Ils vidaient, à petites gorgées, leur tasse de café, et s’essuyaient les lèvres du revers de leur manche. La partie était intéressante, le coup était difficile ; celui qui devait jouer tenait son menton dans sa grosse main couleur de cannelle et regardait son jeu avec inquiétude. Il touchait une carte, puis une autre, sans pouvoir se décider à choisir entre elles ; son partner l’observait en riant et d’un air vainqueur, et les deux autres tiraient d’épaisses bouffées de leur pipe et se poussaient le coude en clignant de l’oeil. On eût dit un tableau de Teniers, il n’y manquait vraiment que les deux arbres et le château des Trois-Tours.
Pendant ce temps, le cornet et le violon faisaient rage, et de grands gaillards, membrus et souples, les oreilles ornées de petites poires d’or, gambadaient comme des singes et faisaient tournoyer les grosses pêcheuses, qui s’esclaffaient de rire comme des folles. La plupart étaient laides, et pourtant elles étaient charmantes avec leurs petits bonnets blancs, jaspés de fleurs violettes, leur grosse camisole et leurs manches en tricot rouge et jaune. Les enfants et les chiens se mirent bientôt de la partie et se roulèrent sur le plancher. Ce n’était plus une danse villageoise de Teniers, c’était la kermesse de Rubens, mais une kermesse pudique, car les mamans tricotaient sur les bancs et surveillaient, du coin de l’oeil, leurs garçons et leurs filles.
Eh bien ! je vous jure que cette joie était bonne à voir, je vous jure que la naïve simplesse de ces grosses matelotes m’a ravi et que j’ai détesté plus encore ces bauges de Paris où s’agitent comme cinglés par le fouet de l’hystérie, un ramassis de naïades d’égout et de sinistres riboteurs !

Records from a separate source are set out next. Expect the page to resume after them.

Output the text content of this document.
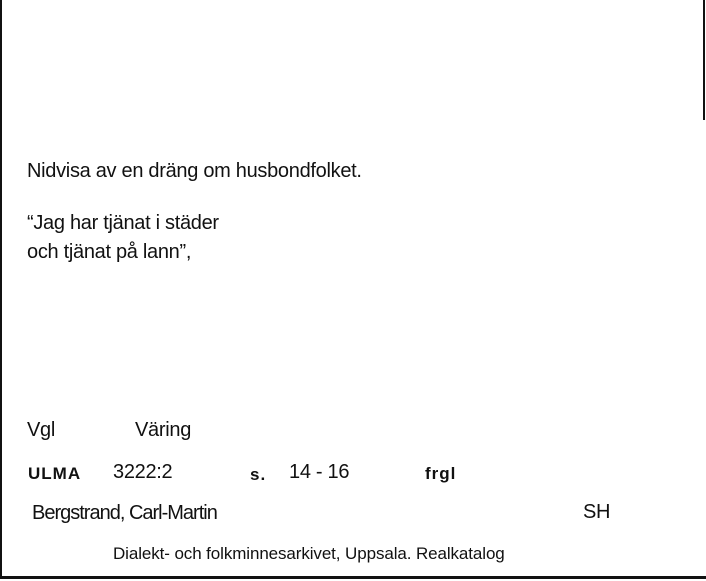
Nidvisa av en dräng om husbondfolket.
“Jag har tjänat i städer
och tjänat på lann”,
Vgl	Väring
ULMA 3222:2	s. 14 - 16	frgl
Bergstrand, Carl-Martin	SH
Dialekt- och folkminnesarkivet, Uppsala. Realkatalog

La neige tombe à gros flocons, le vent souffle, le froid sévit. Je rentre chez moi en toute hâte, je prépare mon feu, ma lampe. J’attends ma maîtresse. Nous dînerons ensemble chez moi ; j’ai commandé le dîner, acheté une bouteille de vieux pomard, une belle tarte aux confitures (elle est si gourmande !). Il est six heures, j’attends. La neige tombe à gros flocons, le vent souffle, le froid sévit ; j’attise le feu, je ferme les rideaux, je prends un livre, mon vieux Villon. Quelles ineffables délices ! dîner chez soi, à deux, au coin du feu. Six heures et demie sonnent à la pendule : j’écoute si son pas n’effleure pas l’escalier. Rien – aucun bruit. J’allume ma pipe, je m’enfonce dans mon fauteuil, je pense à elle. – Sept heures moins cinq minutes. Ah ! enfin, c’est elle. – Je jette ma pipe, je cours à la porte ; le pas continue à monter. Je me rassieds, le coeur serré, je compte les minutes, je vais à la fenêtre ; toujours la neige tombe à gros flocons, toujours le vent souffle, toujours le froid sévit. J’essaie de lire, je ne sais ce que je lis, je ne pense qu’à elle, je l’excuse : elle aura été retenue à son magasin, elle sera restée chez sa mère. Il fait si froid ! peut-être attend-elle une voiture ; pauvre mignonne, comme je vais embrasser son petit nez froid, m’asseoir à croppetons à ses petits pieds ! Sept heures et demie sonnent : je ne tiens plus en place, j’ai comme un pressentiment qu’elle ne viendra pas. Allons ! tâchons de manger. J’essaie d’avaler quelques bouchées, ma gorge se resserre. Ah ! je comprends maintenant ! Mille petits riens se dressent devant moi ; le doute, l’implacable doute me torture. Il fait froid, eh ! qu’importent le froid, le vent, la neige, quand on aime ? Oui, mais elle ne m’aime pas.
Oh ! mais je serai ferme, je la tancerai vertement ; il faut en finir d’ailleurs ! depuis trop longtemps elle se rit de moi ; que diantre, je n’ai plus dix-huit ans ! ce n’est pas ma première maîtresse ; après elle, une autre ! Elle se fâchera ? le beau malheur ! les femmes ne sont pas denrée rare, à Paris ! Oui, c’est facile à dire, mais une autre ne sera pas ma petite Sylvie, une autre ne sera pas ce petit monstre, dont je suis si follement assoti !
Je marche à grands pas, furieusement, et, tandis que j’enrage, la pendule tintinnabule joyeusement et semble rire de mes angoisses. Il est dix heures. Couchons-nous. Je m’étends dans mon lit, j’hésite à éteindre ma lampe ; bah, tant pis ! j’éteins. De furibondes colères m’étreignent à la gorge, j’étouffe.